I am in the middle of a very painful process of transforming a Word-based document into XML. I have run into the following problem:
<?xml version="1.0" encoding="UTF-8"?>
<root>
<p>
<element>This one is taken care of.</element> Some more text. „<hi rend="italics">Is this a
quote</hi>?” (Source). </p>
<p>
<element>This one is taken care of.</element> Some more text. „<hi rend="italics">This is a
quote</hi>” (Source). </p>
<p>
<element>This one is taken care of.</element> Some more text. „<hi rend="italics">This is
definitely a quote</hi>!” (Source). </p>
<p>
<element>This one is taken care of.</element> Some more text.„<hi rend="italics">This is a
first quote</hi>” (Source). „<hi rend="italics">Sometimes there is a second quote as
well</hi>!?” (Source). </p>
</root>
<p>
nodes have mixed content. <element>
I have taken care of in a previous iteration. But now the problem is with quotes and sources that partially appear within <hi rend= "italics"/>
and partially as text nodes.
How can I use XSLT 2.0 to:
- match all
<hi rend="italics">
nodes that are immediately preceded by the text node whose last character is "„"? - output the contents of
<hi rend="italics">
as<quote>...</quote>
, get rid of the quotation marks ("„" and "”"), but include within<quote/>
any question and exclamation marks that appear as immediately following siblings of<hi rend="italics">
? - convert the text node between "(" and ")" following the
<hi rend="italics">
node as<source>...</source>
without the brackets. - include the final full-stop.

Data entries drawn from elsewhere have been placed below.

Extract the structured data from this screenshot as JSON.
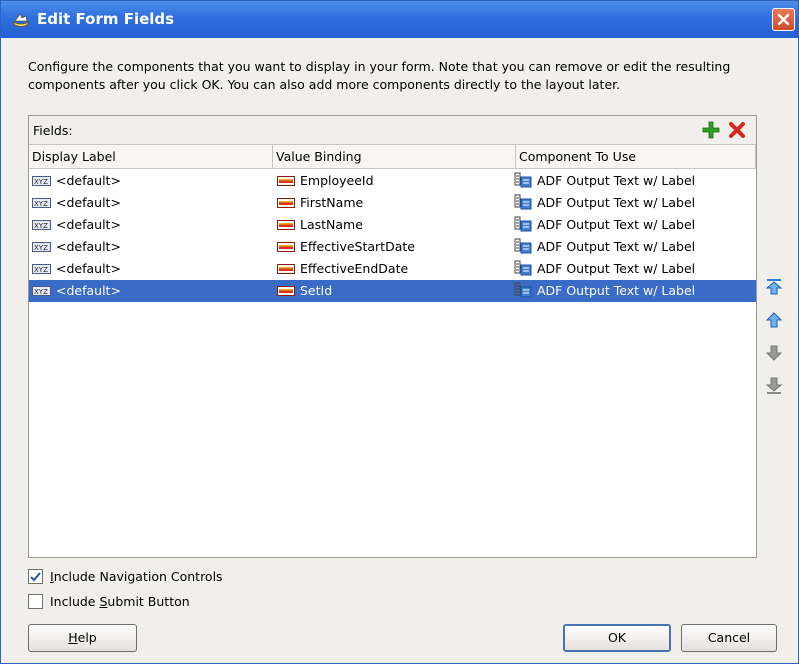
{
  "dialog": {
    "title": "Edit Form Fields",
    "description_line1": "Configure the components that you want to display in your form.  Note that you can remove or edit the resulting",
    "description_line2": "components after you click OK.  You can also add more components directly to the layout later."
  },
  "fields_panel": {
    "label": "Fields:",
    "columns": [
      "Display Label",
      "Value Binding",
      "Component To Use"
    ],
    "rows": [
      {
        "display_label": "<default>",
        "value_binding": "EmployeeId",
        "component": "ADF Output Text w/ Label",
        "selected": false
      },
      {
        "display_label": "<default>",
        "value_binding": "FirstName",
        "component": "ADF Output Text w/ Label",
        "selected": false
      },
      {
        "display_label": "<default>",
        "value_binding": "LastName",
        "component": "ADF Output Text w/ Label",
        "selected": false
      },
      {
        "display_label": "<default>",
        "value_binding": "EffectiveStartDate",
        "component": "ADF Output Text w/ Label",
        "selected": false
      },
      {
        "display_label": "<default>",
        "value_binding": "EffectiveEndDate",
        "component": "ADF Output Text w/ Label",
        "selected": false
      },
      {
        "display_label": "<default>",
        "value_binding": "SetId",
        "component": "ADF Output Text w/ Label",
        "selected": true
      }
    ],
    "toolbar_icons": [
      "add-icon",
      "delete-icon"
    ],
    "side_icons": [
      "move-to-top-icon",
      "move-up-icon",
      "move-down-icon",
      "move-to-bottom-icon"
    ]
  },
  "options": {
    "nav_controls": {
      "prefix": "",
      "mnemonic": "I",
      "rest": "nclude Navigation Controls",
      "checked": true
    },
    "submit_button": {
      "prefix": "Include ",
      "mnemonic": "S",
      "rest": "ubmit Button",
      "checked": false
    }
  },
  "buttons": {
    "help": {
      "mnemonic": "H",
      "rest": "elp"
    },
    "ok": "OK",
    "cancel": "Cancel"
  },
  "colors": {
    "titlebar": "#245fd0",
    "selection": "#3a6bc6",
    "add_green": "#2e9e1f",
    "delete_red": "#d8281c"
  }
}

In other words, my output should look like this:
<root>
<p>
<element>This one is taken care of.</element> Some more text. <quote>Is this a quote?</quote> <source>Source</source>.
</p>
<p>
<element>This one is taken care of.</element> Some more text. <quote>This is a quote</hi> <source>Source</source>.
</p>
<p>
<element>This one is taken care of.</element> Some more text. <quote>This is definitely a quote!</hi> <source>Source</source>.
</p>
<p>
<element>This one is taken care of.</element> Some more text. <quote>This is a first quote</quote> <source>Source</source>. <quote>Sometimes there is a second quote as well!?</quote> <source>Source</source>.
</p>
</root>
I have never dealt with mixed content and string manipulations like this and the whole thing is really throwing me off. I will be incredibly grateful for your tips.